On Monday 23 July 2001 12:18, you wrote:
> I'm trying to take a string, which may or may not contain a $ and/or
> a comma, and return just the number with 2 decimal places. I am
> having some trouble. Here is my test code:

Try this:

#!/usr/bin/perl

my @a = qw( $1234.05 1234.78 $768 777.99 );
#$a[2] = "$768";

for ($j=0; $j<=3; $j++){
        print "$j. " . Stripprice($a[$j]) . "\n";
}

sub Stripprice{
        my ( $inpr ) = @_;
        $inpr =~ s/[\$|,]//g;
        return $inpr;
}

The commented out line is a problem because perl thinks that $768 is a 
scalar variable and, since it's not been assigned to previously, the 
interpreter automatically creates it and initializes it with an undefined 
value.  This is autovivification in action.

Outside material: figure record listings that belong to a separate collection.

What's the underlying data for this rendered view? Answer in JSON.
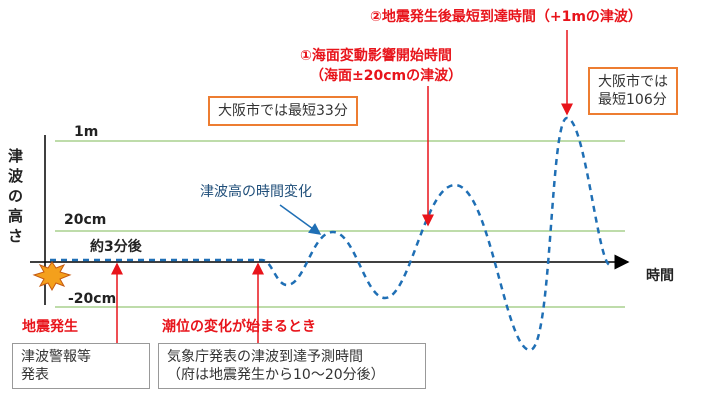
{
  "header": {
    "latest_arrival": "②地震発生後最短到達時間（+1mの津波）",
    "impact_start": "①海面変動影響開始時間",
    "impact_start_note": "（海面±20cmの津波）"
  },
  "boxes": {
    "osaka_33": "大阪市では最短33分",
    "osaka_106": [
      "大阪市では",
      "最短106分"
    ],
    "warning": [
      "津波警報等",
      "発表"
    ],
    "jma": [
      "気象庁発表の津波到達予測時間",
      "（府は地震発生から10～20分後）"
    ]
  },
  "axis": {
    "y_label": "津波の高さ",
    "x_label": "時間",
    "levels": [
      "1m",
      "20cm",
      "-20cm"
    ]
  },
  "labels": {
    "wave": "津波高の時間変化",
    "about3": "約3分後",
    "quake": "地震発生",
    "tide_change": "潮位の変化が始まるとき"
  }
}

Why doesn't it do that with the 0 index of the array?  Well, a scalar that 
starts with a digit must be only digits (according to the only reference I 
have at hand, "Effective Perl Programming").  The comma seems to be a 
signal to perl that this is a string, but I don't know the details - I'm 
still plowing through Simon Cozens' tutorial on Perl internals.

To see the autovivification come back, uncomment the assignment to index 2.

I hope I haven't confused the issue.